Now you have started a healing process, a detachment.
The rules that you have to follow during that period are
a) Avoid all contact. Protect that kid in you and be true to your promise of protection. Remember if the child suffers, he takes control and guides you to wrong choices to have his needs met. You need to keep your distances from wrong paths.
b) Understand that every relationship is about a moment of intimacy and the renewal of it after some distance, it goes in circles, when it is a good one, based on real love. The others are just people popping in and out of our lives to show us what we are really made off and you do the same for them. Your man has a different path now, and so do you, you both need to move on to different experiences that will help you grow. You will attract the same type, unless you “get the lesson” and make yourself whole. Forgive, thank him for coming in your life while he struggles to find his own path and meaning in life and move on. Although there is no “the one”, he was not the one to stay longer than that, he accomplished his purpose.
c) Do not date before the mourning period is over and you found out what you want to change about you and what are your deal breakers for the next one.
The difference between arrogance and confidence is that the first is based on nothing or ephemeral things like beauty or money or position. Confidence is built by accomplishments.
Start experimenting, if you do not know what you are good at. Find the things that make your soul sing and start learning something. A musical instrument for example will do wonders for your brain. See this period as a gift to yourself to do the things you want, now that you have time. Make your life attractive and interesting to YOU, so that you wont want to give it up that easily for another person. Make it and shape it to your delight so that you will keep it going even in a relationship and you will have something to go back too, if the relationship doesn’t work.

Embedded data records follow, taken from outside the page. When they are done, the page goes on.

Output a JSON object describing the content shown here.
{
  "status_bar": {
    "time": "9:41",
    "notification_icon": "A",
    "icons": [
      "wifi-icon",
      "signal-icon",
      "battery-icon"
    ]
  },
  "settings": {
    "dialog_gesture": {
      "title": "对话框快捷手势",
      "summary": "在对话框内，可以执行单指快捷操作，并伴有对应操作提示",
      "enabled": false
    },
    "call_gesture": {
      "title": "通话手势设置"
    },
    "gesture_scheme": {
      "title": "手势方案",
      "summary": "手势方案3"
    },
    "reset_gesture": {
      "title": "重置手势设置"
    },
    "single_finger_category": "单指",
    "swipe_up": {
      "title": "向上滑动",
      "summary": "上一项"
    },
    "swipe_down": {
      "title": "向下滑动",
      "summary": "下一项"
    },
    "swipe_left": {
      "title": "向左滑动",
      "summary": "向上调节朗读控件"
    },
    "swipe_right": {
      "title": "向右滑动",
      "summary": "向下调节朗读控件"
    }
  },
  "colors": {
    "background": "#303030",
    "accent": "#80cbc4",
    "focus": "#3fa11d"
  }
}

If breaking up is horrible because your life sucks without your relationship, here is your hint. Why would he like to share it with you? Create your reality, find your passion, and be the person YOU would want to date, you would respect for all the achievements. Don’t be afraid to fail, it is not telling of you. Failing is a process to learning and mastering. Build a confidence based on your achievements and no one will be able to take that from you.
There are more things I could say but then I would have to put my book in here.
I will end this with just a few hints you have a rotten apple:
a) If he blames you for his behavior or his not loving you. Think a little. When we fall out of love, we feel sorry for the other and tend to say “ it’s not you, it’s me”. If the guy in your life blames you for his actions, run away. You can’t win that level of immaturity and arrogance, he is a toddler, who takes out on you all his frustrations.
b)If he tries to hurt you. I do not care what the argument is. What he wants vs what you want ( because in the end this is the root of all conflict, masqueraded and intertwined with ideologies and beliefs). If he tries to sulk, give you the silent treatment, bully you, criticize you to get you to do what he wants, he doesn’t see you. You are there for his purposes and needs. If he doesn’t take no for an answer, Run
c)If you doubt yourself every step of the way and he uses the word “should” a lot, but mostly regarding YOUR behavior, figure, friends, job and beliefs. You are not a child, and he is responsible for his choices. He has a right to say I should, not YOU should. This is the most dangerous word if accepted in a relation ship. The balance is off and he feels you are his to guide, manipulate, mold into what HE wants you to BE. Your friends, your job, your beliefs are what define your IDENTITY. They are not for sale, grabs or useless. They define you. He does not and he should not. If you need to find yourself, go and find yourself and if he doesn’t like it, it means he didn’t love you, but the thrill to boss around someone and feel important.
d) be financially independent. Always. Non negotiable.
I hope these 3 articles gave you a hint of the tools to use in order to find yourself and helped you realize what is the real purpose of relationships and why some people enter our lives. It will be a long purpose but I guarantee you, you will come out of it better, and will attract someone different. Unless you still need to work on that area. It is all up to you, eventually.